Aug. 11, 1933: Jerry Laymon Falwell is born in Lynchburg, Va. 1956: After graduating from Baptist Bible College in Springfield, Mo., Falwell starts Thomas Road Baptist Church in Lynchburg. He also begins a local radio show and television ministry called the "Old Time Gospel Hour." 1958: He marries Macel Pate. The two would have two sons and a daughter. 1971: Falwell starts Lynchburg Baptist College, which later becomes Liberty University. 1979: Falwell launches the Moral Majority, a national conservative religious political movement. 1980: The Moral Majority mobilizes in support of Ronald Reagan in the U.S. presidential election. The organization claims to register millions of new voters, helping elect Reagan. 1984: Falwell sues Hustler magazine for libel after it features him in an obscene parody.
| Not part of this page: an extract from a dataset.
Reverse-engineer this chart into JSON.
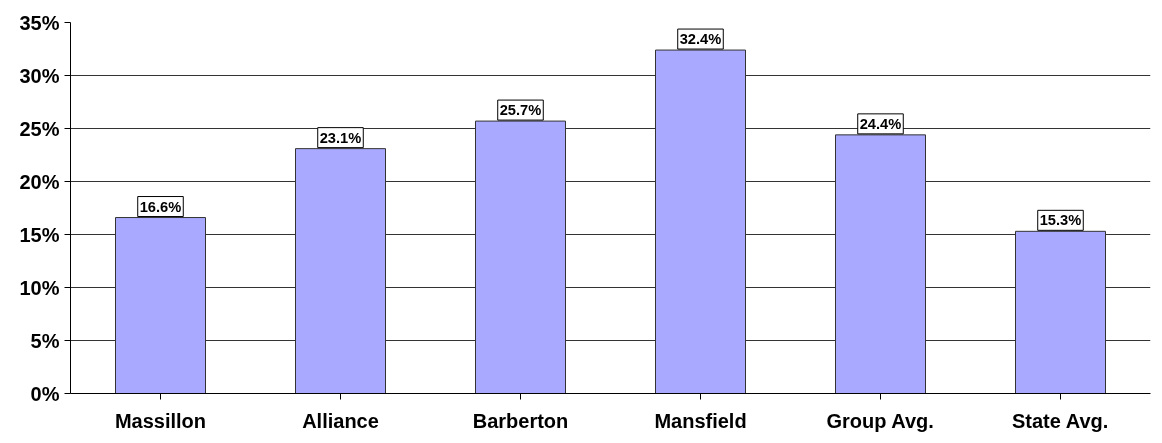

A $200,000 damage verdict for emotional distress is overturned by the U.S. Supreme Court in 1988. 1989: Following a series of scandals involving televangelists, and declining donations, Falwell dissolves the Moral Majority. 1994-95: Falwell is criticized for using the "Old Time Gospel Hour" to hawk a video called "The Clinton Chronicles" that makes a number of unsubstantiated charges against President Bill Clinton--among them that he is a drug addict and that he arranged the murders of political enemies in Arkansas. 1997: Falwell accepts $3.5 million from a group representing controversial Korean evangelist Sun Myung Moon to ease Liberty University's financial woes. 1998: Palm Beach billionaire Arthur Williams acknowledges donating $70 million to Liberty University to help the school erase decades of debt. 1999: In January, Falwell says that the Antichrist is a Jewish man who probably is alive today. He later apologizes. In February, a magazine published by Falwell sparks controversy when it suggests that a character in the PBS children's show "Teletubbies" is gay. 2001: During an appearance on Pat Robertson?s "The 700 Club" two days after the Sept. 11 terror attacks, Falwell blames pagans, abortionists, feminists, gays and lesbians and the ACLU in part for what happened. He later apologizes. 2005: Falwell is hospitalized with a viral infection and a respiratory problem. He later has stents inserted to unblock an artery. May 15, 2007: Falwell dies.